According to Paul and Elder (2006), the utilitarian approach is a clear method of determining the best possibilities for all involved. Which includes balancing pleasure over pain for everyone. Using their arguments, it is better to maximize equality between the lady and her foetus, in view of her severe pain, to proceed and perform a blood transfusion and emergency surgery. It is assumed that with the later, the patient after recovering will console and reconcile her moral stand with her predicament. The doctors thus have the moral right to override the lady's refusal to receive a blood transfusion (Asgay and Ramin, 2013).

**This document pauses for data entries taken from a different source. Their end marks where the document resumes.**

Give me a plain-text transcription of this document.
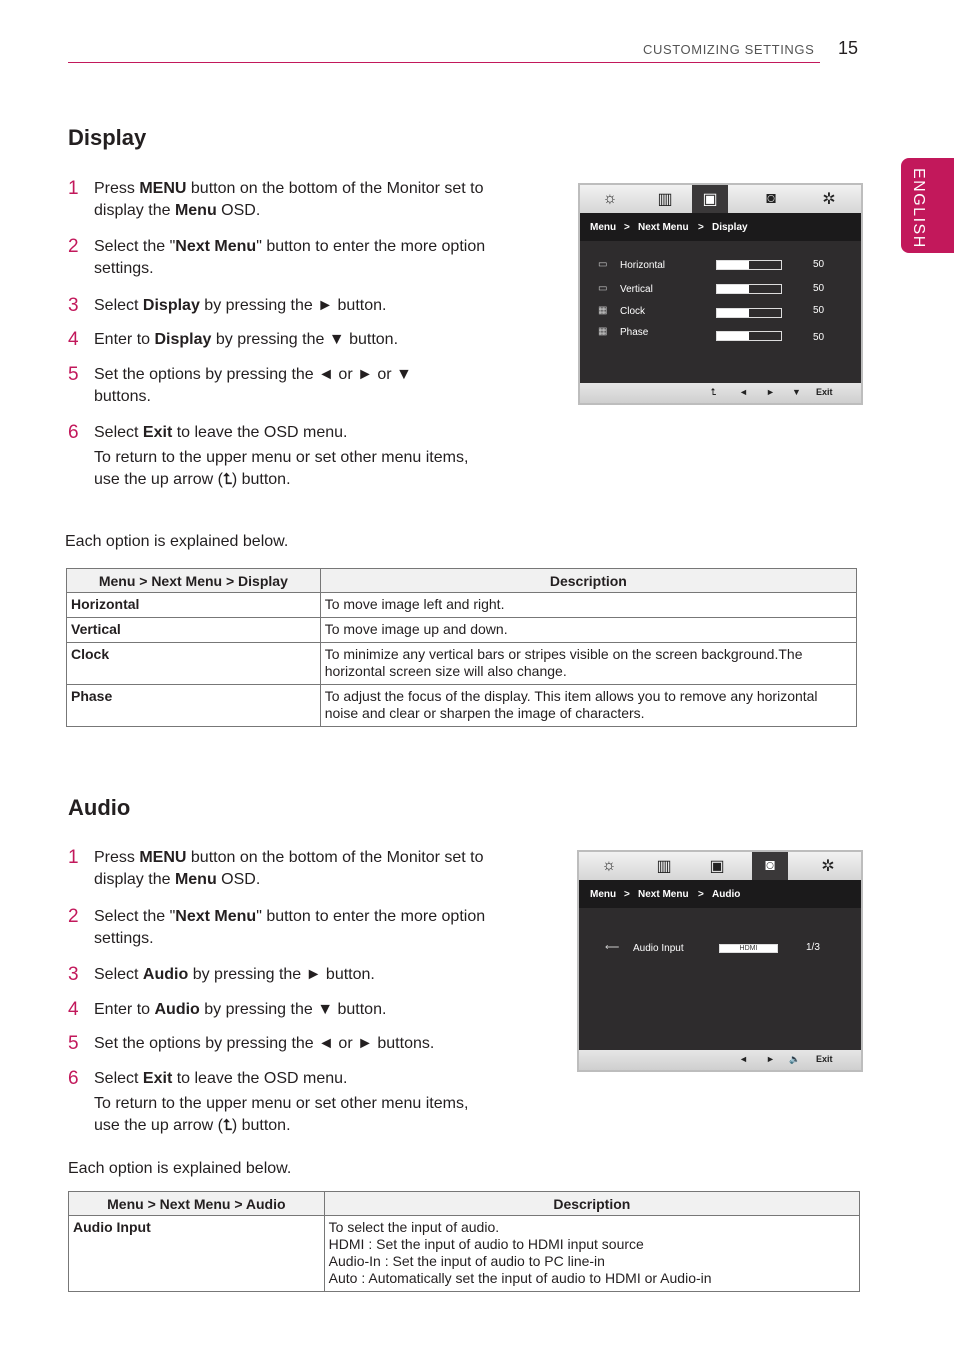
CUSTOMIZING SETTINGS 15
ENGLISH
Display
1 Press MENU button on the bottom of the Monitor set to display the Menu OSD.
2 Select the "Next Menu" button to enter the more option settings.
3 Select Display by pressing the ► button.
4 Enter to Display by pressing the ▼ button.
5 Set the options by pressing the ◄ or ► or ▼ buttons.
6 Select Exit to leave the OSD menu.
To return to the upper menu or set other menu items, use the up arrow (⮤) button.
☼	▥	▣	◙	✲
Menu > Next Menu > Display
▭ Horizontal	50
▭ Vertical	50
▦ Clock	50
▦ Phase	50
⮤	◄ ► ▼ Exit
Each option is explained below.
Menu > Next Menu > Display	Description
Horizontal	To move image left and right.
Vertical	To move image up and down.
Clock	To minimize any vertical bars or stripes visible on the screen background.The horizontal screen size will also change.
Phase	To adjust the focus of the display. This item allows you to remove any horizontal noise and clear or sharpen the image of characters.
Audio
1 Press MENU button on the bottom of the Monitor set to display the Menu OSD.
2 Select the "Next Menu" button to enter the more option settings.
3 Select Audio by pressing the ► button.
4 Enter to Audio by pressing the ▼ button.
5 Set the options by pressing the ◄ or ► buttons.
6 Select Exit to leave the OSD menu.
To return to the upper menu or set other menu items, use the up arrow (⮤) button.
☼	▥	▣	◙	✲
Menu > Next Menu > Audio
⟵ Audio Input	HDMI	1/3
◄ ► 🔈 Exit
Each option is explained below.
Menu > Next Menu > Audio	Description
Audio Input	To select the input of audio.
HDMI : Set the input of audio to HDMI input source
Audio-In : Set the input of audio to PC line-in
Auto : Automatically set the input of audio to HDMI or Audio-in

Still using Paul and Elders (date) argument which supports the judgment to override the patient’s refusal to receive a blood transfusion. The principles of non-maleficence and beneficence is linked with utilitarianism. The principle of non-maleficence requires a doctor to avoid harm where possible, hence withholding a proven beneficial treatment would likely have the effect of producing harm. On the other hand, the principle of Beneficence which promotes the maximization of benefits and minimization of harm is useful in supporting the argument to override the patient's refusal to blood transfusion based on the premise that a blood transfusion would be more beneficial as her life could have been saved. However, as argued by Gillion (2000) and Rodrigo (2016), doctors may accept to forcefully administer blood transfusion on a dissenting patient to save his/her life. To the interest of such patient, this, may not always be the best interest to the patient, as overriding the decision of the patient may lead to far cases of depression resulting from the feeling of guilt by the patient, the situation may even go worse as she may be alienated from her church as going against the rules of her religion. Also, they may lose acceptance from her friends and family causing physiological trauma, which may lead to deterioration of her health. Thus, overriding a patient’s decision to refuse blood transfusion based on religious reasons may not be in their best interest.